Ia menambahkan, pihak Repsol Sakakemang segera bersama sama dengan Disnakertrans untuk memetakan pemberdayaan mulai dari tahun 2021-tahun 2025 untuk TKL secara bertahap mulai dari tenaga non skill, semi skill, dan lain sebagainya.

“Kemudian, pihak SKK Migas Jakarta dan SKK Migas perwakilan Sumsel akan mengawal secara langsung pemetaan dan pelaksanaan rekrutmen TKL agar dapat dilaksankan sebagaimana mestinya,” urainya.

Lanjutnya, terkait prioritas perekrutan tenaga kerja lokal oleh Repsol, Pemkab Muba sudah pada tahap perencanaan untuk pelatihan 1000 tenaga kerja bersertifikat sektor hulu migas.

“Pelatihan ini akan kita launching bertepatan dengan HUT Muba bulan September tahun ini, mohon kiranya pelatihan benar-benar disuport sehubungan dengan kriteria apa yang dibutuhkan Repsol,” bubuhnya.

Lebih lanjut Beni menjelaskan bahwa prioritas tenaga kerja lokal adalah realisasi Perda Kabupaten Muba No 2 tahun 2020 tentang Pemberdayaan dan Penempatan Tenaga Kerja, dan kesepakatan antara SKK Migas dengan Kabupaten Muba yang telah ditandatangani pada 8 April 2021 lalu.

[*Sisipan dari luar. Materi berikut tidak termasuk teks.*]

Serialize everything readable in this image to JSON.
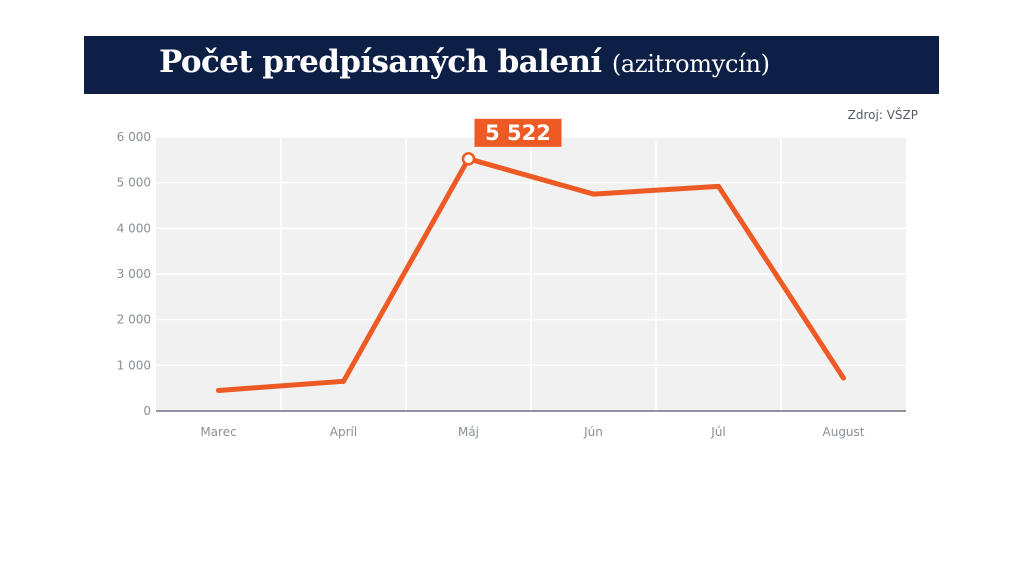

“Standar tenaga kerja akan kita siapkan sama-sama,” imbuhnya.

Dalam kesempatan yang sama Pembicara SKK Migas Sumbagsel dan Pusat Anggono Mahendrawan mengatakan apa yang menjadi komitmen Pemkab Muba sudah diterima tim Repsol, dan Repsol juga memahami hal tersebut sebagai wujud keselarasan.

“Dari perencanaan konsen pemakaian tenaga kerja potensi dari Muba ini bisa di gunakan. Kita sudah sejalan juga bagaimana mengembangkan potensi daerah,” ucapnya.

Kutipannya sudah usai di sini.